I made a few trips and finally found something big enough to accommodate an elk’s skull. The item was a 100 quart stainless pot from Big Sky Restaurant Supply here in town. Now the amount of water that this would need to boil out an elk was considerable, and I had some questions about the strength of our turkey fryer’s legs. Sure enough I got it set up and one started bending. I made a few trips and got a handful of bricks to give that big boy some better support.
I finally got my elk in there and got the process rolling. Now it had been about three weeks since I had shot my bull so it was gross to say the least when I pulled it out. Don’t leave it in a bag if it’s going to sit around for longer than a few days otherwise there might be some critters crawling around when you open it. Soon mine was done. Travis got his in there and about 10 hours later it was done also.

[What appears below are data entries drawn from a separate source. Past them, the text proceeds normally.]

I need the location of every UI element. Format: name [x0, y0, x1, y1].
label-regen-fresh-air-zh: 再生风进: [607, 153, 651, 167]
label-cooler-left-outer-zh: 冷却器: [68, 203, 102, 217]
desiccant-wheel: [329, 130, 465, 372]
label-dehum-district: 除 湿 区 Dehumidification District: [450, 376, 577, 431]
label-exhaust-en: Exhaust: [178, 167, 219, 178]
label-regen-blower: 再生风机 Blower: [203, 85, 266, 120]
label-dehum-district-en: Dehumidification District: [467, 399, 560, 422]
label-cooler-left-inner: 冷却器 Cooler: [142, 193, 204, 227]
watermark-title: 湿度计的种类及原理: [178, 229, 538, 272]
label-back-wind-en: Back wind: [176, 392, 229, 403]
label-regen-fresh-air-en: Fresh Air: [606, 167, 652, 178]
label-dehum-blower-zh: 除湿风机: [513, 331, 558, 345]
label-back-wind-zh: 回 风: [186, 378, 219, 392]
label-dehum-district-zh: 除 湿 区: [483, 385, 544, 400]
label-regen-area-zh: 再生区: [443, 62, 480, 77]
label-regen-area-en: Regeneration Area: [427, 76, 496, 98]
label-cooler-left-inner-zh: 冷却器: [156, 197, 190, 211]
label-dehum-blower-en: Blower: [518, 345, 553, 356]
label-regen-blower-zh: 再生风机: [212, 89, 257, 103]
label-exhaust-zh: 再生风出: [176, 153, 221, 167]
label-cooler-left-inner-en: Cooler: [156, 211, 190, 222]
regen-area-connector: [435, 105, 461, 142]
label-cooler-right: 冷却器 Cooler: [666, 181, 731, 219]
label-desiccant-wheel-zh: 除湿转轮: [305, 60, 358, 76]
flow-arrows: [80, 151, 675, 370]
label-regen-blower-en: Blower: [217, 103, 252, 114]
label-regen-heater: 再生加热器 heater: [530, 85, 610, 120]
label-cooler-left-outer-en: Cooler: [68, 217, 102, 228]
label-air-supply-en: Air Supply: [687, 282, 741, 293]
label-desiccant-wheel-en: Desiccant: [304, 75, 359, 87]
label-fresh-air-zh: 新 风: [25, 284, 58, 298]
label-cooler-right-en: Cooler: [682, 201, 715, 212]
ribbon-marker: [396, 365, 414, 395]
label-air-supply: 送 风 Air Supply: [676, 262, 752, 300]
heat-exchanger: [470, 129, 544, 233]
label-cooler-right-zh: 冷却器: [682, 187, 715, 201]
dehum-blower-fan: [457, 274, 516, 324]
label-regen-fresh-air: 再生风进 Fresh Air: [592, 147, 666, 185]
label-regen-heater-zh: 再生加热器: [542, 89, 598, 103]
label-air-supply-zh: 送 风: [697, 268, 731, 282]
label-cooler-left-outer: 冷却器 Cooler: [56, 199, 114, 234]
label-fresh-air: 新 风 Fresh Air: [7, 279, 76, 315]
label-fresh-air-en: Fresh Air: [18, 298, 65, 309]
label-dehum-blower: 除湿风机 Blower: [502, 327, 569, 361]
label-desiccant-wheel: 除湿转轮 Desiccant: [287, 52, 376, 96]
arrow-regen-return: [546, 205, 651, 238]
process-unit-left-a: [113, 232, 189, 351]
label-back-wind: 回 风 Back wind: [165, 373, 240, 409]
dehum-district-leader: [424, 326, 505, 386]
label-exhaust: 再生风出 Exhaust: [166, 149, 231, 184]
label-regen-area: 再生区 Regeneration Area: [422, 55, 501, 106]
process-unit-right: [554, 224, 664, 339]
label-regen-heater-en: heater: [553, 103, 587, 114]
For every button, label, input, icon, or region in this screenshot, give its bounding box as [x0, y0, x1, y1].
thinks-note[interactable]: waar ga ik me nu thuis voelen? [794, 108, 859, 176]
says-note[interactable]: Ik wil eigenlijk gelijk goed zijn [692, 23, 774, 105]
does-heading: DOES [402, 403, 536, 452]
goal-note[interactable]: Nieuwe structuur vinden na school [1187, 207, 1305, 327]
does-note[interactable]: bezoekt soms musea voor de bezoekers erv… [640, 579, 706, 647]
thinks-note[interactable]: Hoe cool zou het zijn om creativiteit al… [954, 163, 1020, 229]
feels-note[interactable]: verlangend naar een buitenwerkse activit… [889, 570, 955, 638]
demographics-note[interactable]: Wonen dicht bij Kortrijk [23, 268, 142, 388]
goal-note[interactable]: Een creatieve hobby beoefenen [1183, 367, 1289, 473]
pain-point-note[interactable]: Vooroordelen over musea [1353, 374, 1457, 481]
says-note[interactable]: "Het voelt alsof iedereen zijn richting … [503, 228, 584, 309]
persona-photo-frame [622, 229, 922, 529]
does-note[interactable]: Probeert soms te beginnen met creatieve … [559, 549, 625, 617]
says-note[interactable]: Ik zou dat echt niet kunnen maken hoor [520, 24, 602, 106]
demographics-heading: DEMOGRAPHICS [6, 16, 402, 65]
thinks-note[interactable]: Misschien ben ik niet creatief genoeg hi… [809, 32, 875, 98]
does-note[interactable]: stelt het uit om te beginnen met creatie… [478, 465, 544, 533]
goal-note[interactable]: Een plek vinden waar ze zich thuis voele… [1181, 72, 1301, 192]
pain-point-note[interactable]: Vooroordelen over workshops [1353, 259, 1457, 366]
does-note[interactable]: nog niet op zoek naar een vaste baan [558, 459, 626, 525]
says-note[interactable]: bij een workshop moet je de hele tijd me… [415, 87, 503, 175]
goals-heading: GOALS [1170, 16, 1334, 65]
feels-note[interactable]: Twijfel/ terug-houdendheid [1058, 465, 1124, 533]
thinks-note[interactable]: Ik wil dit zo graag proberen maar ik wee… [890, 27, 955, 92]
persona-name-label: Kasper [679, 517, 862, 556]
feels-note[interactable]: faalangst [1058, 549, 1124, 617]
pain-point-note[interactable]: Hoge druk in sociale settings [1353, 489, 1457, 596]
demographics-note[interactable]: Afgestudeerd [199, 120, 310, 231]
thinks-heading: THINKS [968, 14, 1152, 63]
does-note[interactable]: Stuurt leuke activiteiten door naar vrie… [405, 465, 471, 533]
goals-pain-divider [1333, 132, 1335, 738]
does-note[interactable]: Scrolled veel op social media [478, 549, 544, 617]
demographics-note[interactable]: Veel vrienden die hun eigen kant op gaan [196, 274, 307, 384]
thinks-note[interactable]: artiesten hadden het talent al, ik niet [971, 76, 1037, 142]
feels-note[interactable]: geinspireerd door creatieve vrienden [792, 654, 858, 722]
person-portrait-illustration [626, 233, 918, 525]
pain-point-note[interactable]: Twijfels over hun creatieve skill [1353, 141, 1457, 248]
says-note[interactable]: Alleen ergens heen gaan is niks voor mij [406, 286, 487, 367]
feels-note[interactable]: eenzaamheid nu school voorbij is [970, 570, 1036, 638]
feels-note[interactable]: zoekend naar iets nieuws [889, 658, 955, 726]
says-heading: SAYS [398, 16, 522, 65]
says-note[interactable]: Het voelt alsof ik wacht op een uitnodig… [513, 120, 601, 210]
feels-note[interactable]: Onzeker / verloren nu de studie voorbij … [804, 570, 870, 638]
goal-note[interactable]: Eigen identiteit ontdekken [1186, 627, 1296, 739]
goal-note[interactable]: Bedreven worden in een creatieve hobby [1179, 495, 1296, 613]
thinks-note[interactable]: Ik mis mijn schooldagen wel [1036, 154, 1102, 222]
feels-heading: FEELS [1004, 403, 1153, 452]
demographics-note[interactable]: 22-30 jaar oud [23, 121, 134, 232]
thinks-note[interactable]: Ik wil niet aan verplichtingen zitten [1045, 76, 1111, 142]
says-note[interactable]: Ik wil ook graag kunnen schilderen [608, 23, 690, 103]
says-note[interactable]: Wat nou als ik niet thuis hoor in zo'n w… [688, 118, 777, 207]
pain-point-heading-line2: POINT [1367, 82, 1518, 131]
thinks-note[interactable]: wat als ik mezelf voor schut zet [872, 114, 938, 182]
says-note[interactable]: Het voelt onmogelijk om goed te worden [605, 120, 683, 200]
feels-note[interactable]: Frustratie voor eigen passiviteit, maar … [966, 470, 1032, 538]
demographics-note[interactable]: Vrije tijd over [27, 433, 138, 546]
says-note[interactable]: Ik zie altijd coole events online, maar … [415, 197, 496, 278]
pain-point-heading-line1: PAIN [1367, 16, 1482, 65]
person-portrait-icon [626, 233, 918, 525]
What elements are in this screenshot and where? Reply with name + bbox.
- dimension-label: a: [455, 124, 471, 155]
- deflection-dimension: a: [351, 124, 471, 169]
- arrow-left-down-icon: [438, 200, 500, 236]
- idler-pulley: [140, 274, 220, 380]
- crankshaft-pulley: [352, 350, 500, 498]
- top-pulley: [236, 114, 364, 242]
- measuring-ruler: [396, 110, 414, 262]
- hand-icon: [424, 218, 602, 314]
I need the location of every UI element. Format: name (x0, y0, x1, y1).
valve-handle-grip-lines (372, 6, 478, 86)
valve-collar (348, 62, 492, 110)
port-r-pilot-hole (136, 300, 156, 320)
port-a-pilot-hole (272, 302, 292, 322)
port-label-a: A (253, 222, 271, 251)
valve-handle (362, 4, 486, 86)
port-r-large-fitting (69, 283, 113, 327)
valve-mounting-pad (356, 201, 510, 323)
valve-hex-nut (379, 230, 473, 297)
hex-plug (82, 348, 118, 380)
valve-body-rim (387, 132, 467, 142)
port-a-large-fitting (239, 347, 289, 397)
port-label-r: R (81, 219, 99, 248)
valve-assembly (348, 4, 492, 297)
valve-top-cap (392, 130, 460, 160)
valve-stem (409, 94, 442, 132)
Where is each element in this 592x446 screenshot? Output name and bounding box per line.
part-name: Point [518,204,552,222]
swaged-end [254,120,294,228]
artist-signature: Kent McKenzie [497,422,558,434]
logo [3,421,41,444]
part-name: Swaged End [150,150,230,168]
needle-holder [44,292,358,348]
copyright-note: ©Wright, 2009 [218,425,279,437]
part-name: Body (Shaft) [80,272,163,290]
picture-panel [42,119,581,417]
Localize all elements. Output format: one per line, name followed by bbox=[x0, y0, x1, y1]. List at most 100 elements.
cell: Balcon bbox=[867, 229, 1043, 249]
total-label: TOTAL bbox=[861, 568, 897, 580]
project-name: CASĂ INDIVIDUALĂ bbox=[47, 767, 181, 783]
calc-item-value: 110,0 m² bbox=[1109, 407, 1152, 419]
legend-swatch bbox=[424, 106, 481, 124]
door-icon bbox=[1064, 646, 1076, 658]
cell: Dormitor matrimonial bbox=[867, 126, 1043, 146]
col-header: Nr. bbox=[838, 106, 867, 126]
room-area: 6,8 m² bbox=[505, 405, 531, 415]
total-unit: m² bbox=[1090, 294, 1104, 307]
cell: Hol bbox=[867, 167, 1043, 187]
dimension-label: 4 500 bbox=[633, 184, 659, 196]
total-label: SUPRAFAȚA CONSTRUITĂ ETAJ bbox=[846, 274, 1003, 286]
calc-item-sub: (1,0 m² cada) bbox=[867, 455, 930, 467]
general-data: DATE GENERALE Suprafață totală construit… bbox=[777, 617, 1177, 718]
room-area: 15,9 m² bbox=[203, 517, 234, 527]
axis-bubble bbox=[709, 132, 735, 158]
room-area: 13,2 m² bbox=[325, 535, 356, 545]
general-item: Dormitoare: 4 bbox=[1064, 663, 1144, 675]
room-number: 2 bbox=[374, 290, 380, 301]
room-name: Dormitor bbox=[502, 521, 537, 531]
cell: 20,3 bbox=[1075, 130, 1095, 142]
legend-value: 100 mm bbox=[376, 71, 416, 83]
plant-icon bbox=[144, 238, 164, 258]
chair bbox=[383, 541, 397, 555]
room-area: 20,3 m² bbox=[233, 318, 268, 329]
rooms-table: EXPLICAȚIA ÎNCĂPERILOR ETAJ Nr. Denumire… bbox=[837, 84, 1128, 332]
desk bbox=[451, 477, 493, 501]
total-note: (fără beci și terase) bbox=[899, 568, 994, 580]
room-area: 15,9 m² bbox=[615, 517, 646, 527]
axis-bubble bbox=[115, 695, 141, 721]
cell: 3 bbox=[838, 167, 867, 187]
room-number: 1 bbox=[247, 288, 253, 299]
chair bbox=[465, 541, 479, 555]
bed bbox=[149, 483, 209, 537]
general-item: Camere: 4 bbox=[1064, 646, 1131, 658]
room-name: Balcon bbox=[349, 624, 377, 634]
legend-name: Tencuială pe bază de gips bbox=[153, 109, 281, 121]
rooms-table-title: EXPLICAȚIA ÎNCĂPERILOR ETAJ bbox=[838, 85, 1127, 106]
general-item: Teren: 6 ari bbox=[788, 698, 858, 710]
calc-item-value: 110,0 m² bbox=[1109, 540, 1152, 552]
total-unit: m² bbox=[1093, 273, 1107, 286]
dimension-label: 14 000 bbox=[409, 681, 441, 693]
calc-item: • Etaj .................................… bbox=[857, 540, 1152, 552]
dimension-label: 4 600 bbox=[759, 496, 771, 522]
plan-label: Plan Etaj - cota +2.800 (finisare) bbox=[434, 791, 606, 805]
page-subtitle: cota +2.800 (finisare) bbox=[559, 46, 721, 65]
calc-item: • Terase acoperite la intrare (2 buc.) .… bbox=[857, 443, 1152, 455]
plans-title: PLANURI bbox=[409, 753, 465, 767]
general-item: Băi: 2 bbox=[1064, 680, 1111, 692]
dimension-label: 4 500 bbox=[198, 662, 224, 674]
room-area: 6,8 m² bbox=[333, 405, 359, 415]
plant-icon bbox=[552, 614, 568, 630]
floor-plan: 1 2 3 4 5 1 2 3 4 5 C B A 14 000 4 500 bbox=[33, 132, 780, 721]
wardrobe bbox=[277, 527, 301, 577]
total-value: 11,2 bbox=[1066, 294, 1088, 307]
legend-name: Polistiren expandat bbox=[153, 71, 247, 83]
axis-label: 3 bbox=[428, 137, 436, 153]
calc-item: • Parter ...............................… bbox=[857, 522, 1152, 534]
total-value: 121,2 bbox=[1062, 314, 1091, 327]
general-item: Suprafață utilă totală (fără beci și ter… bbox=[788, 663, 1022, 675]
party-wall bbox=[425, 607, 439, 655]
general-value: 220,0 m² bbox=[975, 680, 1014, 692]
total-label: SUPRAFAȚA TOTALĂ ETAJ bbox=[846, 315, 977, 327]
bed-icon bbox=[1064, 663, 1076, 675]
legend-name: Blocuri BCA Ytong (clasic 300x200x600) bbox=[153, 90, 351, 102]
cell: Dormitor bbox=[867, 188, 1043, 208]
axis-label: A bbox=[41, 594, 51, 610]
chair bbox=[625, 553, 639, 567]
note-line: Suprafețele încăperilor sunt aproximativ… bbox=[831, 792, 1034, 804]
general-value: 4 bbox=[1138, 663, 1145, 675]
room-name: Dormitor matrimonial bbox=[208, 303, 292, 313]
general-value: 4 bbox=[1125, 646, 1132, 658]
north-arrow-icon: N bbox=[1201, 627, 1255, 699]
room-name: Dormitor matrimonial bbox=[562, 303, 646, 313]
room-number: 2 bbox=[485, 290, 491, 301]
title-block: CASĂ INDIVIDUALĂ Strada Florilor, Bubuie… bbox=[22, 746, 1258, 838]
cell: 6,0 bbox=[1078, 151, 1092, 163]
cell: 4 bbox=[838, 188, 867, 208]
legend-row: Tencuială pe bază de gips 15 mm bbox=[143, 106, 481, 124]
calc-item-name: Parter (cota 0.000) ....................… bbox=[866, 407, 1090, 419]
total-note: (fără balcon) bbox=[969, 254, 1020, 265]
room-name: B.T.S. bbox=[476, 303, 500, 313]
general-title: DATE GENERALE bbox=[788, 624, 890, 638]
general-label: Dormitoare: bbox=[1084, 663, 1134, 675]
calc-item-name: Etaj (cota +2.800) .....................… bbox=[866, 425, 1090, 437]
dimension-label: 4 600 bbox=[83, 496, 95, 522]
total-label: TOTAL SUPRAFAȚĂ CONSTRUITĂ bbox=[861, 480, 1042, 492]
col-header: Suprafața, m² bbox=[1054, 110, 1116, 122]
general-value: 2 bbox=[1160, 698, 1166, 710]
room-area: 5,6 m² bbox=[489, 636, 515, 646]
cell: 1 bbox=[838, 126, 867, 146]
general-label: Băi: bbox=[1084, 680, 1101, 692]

If you haven’t European mounted your own game give it a try. It’s very easy to do yourself if you have a free day and are ok with some interesting smells. Basically we slow boil the head with a few tablespoons of dish soap for 6-10 hours, scraping flesh every 45 minutes or so until clean. After that let it dry and whiten with you method of choice. If your on a budget it’s an easy way to save money. Just one head pays for itself. There are tons of online resources and it’s a no brainer to do it yourself. Get it? No-brainer. Ya, stupid I know. If you have questions feel free to contact us. We’d be happy to help you out. Just this morning Travis threw in the last piece to the puzzle, his velvet buck.
Hopefully he can keep the moisture off the velvet. He’s got some pretty decent jimmy rigging going on here. After that we just have to whiten these bad boys up and get em on the wall. This weekend we’ll be back to the field after some more deer.